-文芸を学問研究の対象とした先駆的国文学者-

岩城 準太郎<8回> 

「浮雲」の出づるや、世人は其内容形式共に、全然従来の作物と其選を異にするに驚き「書生気質」に比して隔世の感あるを認めたり。実に「浮雲」は「書生気質」を過渡の橋梁として新時代に入りし小説界最初の創作なりき。思ふに「小説神髄」の所説を最忠実に体認して純粋なる新時代模写小説の範となりしは『書生気質』に非ずして「浮雲」なり。固より前者は模写小説の粉本なりしも、前項に見えたる幾多の事実に之をして該種小説の範たらしめず、創新の名誉は挙げて後者に帰せり。

上の文章は、岩城準太郎の「明治文学史」の一節である。この著は、哲学者井上哲次郎・歴史学者坪井九馬三(くめぞう)・国文学者芳賀矢一の企画に基づく「明治歴史全集」の1巻である。明治36年(1903)、恩師の芳賀からこの企画に参加することを薦められ、明治37年(1904)5月から明治39年(1906)6月までの満2年をかけて執筆し、その年末に刊行された。準太郎28歳の時であった。明治35年(1902)に東京大学文学部国文科を卒業した。卒業論文は「源氏物語の題材」であった。すぐに大阪府立北野中学校に奉職し、明治37年(1904)に三重県立第一中学校に転任した。この20歳代の新米の中学教師時代に、この書が書き上げられた。当時はまだ同時代の文芸を本格的に学問の研究対象にする風潮がなかった。しかし、さればこそ準太郎は恩師の薦めに応じるためにも同時代の文芸を歴史的に研究することに敢然と立ち向かったのである。

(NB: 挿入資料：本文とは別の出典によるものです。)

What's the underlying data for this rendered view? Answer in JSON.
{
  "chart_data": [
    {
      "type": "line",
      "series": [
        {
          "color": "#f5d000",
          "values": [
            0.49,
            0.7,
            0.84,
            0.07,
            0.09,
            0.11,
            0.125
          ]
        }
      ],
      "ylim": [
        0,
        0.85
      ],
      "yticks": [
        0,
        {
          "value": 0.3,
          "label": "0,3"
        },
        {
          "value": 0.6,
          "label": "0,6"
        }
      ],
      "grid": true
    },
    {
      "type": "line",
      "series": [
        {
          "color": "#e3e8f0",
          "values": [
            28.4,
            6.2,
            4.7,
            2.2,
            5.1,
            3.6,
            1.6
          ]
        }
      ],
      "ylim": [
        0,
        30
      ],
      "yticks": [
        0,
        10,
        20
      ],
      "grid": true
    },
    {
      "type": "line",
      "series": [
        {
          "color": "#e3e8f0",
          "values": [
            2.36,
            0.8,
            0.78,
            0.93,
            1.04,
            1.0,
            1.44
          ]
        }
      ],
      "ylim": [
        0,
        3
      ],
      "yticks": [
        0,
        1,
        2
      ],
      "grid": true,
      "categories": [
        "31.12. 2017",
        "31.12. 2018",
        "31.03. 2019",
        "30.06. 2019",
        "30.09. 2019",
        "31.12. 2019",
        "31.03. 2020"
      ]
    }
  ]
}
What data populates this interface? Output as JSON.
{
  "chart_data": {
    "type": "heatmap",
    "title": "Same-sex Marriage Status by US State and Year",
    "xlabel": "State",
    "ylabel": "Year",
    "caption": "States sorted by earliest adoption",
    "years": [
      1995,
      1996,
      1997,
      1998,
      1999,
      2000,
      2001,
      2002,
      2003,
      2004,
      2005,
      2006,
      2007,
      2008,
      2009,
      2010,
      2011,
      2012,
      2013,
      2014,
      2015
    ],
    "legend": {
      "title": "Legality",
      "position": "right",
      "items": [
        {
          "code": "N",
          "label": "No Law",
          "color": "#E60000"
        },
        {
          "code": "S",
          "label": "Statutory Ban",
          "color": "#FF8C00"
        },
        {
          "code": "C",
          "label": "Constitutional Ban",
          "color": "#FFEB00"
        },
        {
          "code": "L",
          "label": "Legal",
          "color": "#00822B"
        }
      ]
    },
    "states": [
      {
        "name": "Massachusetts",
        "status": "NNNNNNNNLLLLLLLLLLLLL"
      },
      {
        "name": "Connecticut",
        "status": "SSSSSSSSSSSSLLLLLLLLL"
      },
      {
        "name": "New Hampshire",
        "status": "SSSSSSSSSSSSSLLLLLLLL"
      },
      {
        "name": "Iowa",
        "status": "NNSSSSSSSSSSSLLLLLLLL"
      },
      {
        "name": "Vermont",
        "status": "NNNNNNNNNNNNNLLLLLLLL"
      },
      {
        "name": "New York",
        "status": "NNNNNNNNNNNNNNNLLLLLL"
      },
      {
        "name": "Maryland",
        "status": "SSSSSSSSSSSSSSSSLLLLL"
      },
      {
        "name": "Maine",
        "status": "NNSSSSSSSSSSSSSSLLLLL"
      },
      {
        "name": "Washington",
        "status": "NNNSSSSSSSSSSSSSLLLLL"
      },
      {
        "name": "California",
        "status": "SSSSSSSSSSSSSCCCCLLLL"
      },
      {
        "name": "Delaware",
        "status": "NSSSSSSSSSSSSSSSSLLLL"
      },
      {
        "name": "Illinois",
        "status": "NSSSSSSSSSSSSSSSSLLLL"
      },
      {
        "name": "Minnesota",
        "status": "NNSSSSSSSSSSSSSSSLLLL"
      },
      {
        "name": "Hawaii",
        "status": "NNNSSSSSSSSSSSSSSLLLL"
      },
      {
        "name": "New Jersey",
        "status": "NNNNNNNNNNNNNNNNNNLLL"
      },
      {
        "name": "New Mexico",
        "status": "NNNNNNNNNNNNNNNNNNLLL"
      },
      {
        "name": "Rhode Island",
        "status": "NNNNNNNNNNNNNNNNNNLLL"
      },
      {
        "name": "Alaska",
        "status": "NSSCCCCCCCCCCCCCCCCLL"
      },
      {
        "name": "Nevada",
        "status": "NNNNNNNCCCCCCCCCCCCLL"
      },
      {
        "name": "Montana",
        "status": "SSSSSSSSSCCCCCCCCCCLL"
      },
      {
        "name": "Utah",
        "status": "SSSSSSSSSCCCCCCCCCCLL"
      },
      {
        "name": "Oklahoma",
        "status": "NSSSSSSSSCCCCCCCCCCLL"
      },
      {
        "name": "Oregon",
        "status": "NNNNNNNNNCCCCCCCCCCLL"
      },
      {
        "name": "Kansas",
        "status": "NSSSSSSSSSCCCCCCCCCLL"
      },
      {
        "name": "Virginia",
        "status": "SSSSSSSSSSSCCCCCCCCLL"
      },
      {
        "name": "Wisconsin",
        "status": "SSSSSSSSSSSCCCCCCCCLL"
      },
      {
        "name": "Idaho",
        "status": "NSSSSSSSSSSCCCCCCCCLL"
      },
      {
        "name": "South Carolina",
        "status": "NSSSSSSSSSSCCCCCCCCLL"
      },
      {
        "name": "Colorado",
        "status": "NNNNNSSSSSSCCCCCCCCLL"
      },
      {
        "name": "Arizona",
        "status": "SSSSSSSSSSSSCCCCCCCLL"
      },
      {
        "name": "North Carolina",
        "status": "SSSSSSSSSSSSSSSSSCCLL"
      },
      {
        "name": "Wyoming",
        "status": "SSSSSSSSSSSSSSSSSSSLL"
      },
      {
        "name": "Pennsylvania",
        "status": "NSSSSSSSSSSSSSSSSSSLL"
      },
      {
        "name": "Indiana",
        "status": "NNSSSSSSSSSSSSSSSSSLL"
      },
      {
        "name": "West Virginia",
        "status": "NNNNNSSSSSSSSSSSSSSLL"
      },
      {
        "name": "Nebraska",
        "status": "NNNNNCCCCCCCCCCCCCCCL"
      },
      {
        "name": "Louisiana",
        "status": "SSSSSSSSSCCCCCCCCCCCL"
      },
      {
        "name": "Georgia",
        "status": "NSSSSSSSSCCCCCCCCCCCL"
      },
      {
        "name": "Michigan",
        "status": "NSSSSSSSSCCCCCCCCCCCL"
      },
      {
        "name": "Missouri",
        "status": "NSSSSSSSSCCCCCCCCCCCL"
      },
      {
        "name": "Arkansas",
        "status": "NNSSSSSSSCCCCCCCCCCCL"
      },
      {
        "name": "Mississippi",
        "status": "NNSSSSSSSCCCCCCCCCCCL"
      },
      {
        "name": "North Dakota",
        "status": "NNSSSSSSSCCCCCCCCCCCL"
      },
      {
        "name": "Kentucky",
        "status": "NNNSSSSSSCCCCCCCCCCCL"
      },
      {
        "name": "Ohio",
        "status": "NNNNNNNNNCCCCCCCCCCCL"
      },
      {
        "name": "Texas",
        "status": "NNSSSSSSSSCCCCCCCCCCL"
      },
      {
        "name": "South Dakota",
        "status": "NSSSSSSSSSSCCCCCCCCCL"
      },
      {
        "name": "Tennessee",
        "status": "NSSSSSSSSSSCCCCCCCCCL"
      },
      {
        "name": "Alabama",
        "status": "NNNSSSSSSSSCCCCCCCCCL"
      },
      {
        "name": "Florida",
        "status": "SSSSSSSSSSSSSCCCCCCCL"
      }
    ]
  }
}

そんな意気込みのもとで書かれた文章は、ヘーゲルの思考方法に倣った論述の仕方が感得され、しかも見事な雅文体で記述されている。当時の青年学者たちは、みなこのような雅文体で記述している。そのような書を手にした時は、かれらの言葉の豊かさと学問的素養の豊かさにきまって驚異の目を見張るのである。

準太郎は、明治11年(1878)上新川郡大広田村字大村(現富山市)に生まれた。母は分家をして父を婿養子に迎え、新しい家を構えた。明治24年(1891)に富山県尋常中学校(現富山高等学校)に入学した。中学時代は学校の近くに下宿した。真面目で多感な準太郎は、下宿部屋の石油ランプの灯の下で、逍遥・四迷・?外等の小説をはじめ、「早稲田文学」や「文学界」などの文芸誌を読み耽った。また、父の実家も母の実家も十村役を勤めた旧家であり、それらの家の土蔵には江戸時代の和本や木版刷りの漢籍などが多く保管されていた。準太郎は虫干しの手伝いをしながら、これらを読みあさった。後年「明治文学史」を著す素地がこの時に既に培われたといえよう。

準太郎は、その後、第四高等学校(現金沢大学)を経て、さらに東京大学に進んだ。明治41年(1908)に母校の第四高等学校に赴任し、大正4年(1915)に奈良女子高等師範学校(現奈良女子大学)の教授となった。以後、研究領域をさらに古代にまで広め、巨視的な構想のもとに「新講日本文学史」や「新修日本文学史」を著し、また日本文学を幅広く論じた「国文学の諸相」や「国文学群像」等を著した。昭和18年(1943)奈良女子高等師範学校を退官したが、奈良の地を終の棲家とし、二葉亭四迷の研究などにいそしんだ。昭和32年(1957)逝去した。享年79。

もう一度振り返ってみよう。「明治文学史」は、越中人譚:第58号からの転写明治の文芸を総合的に秩序立て、体系的に組織立てた最初の近代文学史として記念すべき研究書である。 それ故に、その後の近代文学研究に及ぼした影響は大きかった。 例えば、この書の示した時代区分や有力な流派の代表として評価し取り上げた作家・作品は、今日においてもおおむね変わりがない。まさしく本書は今日も近代文学研究の基礎的道標としての働きをしている。名著である。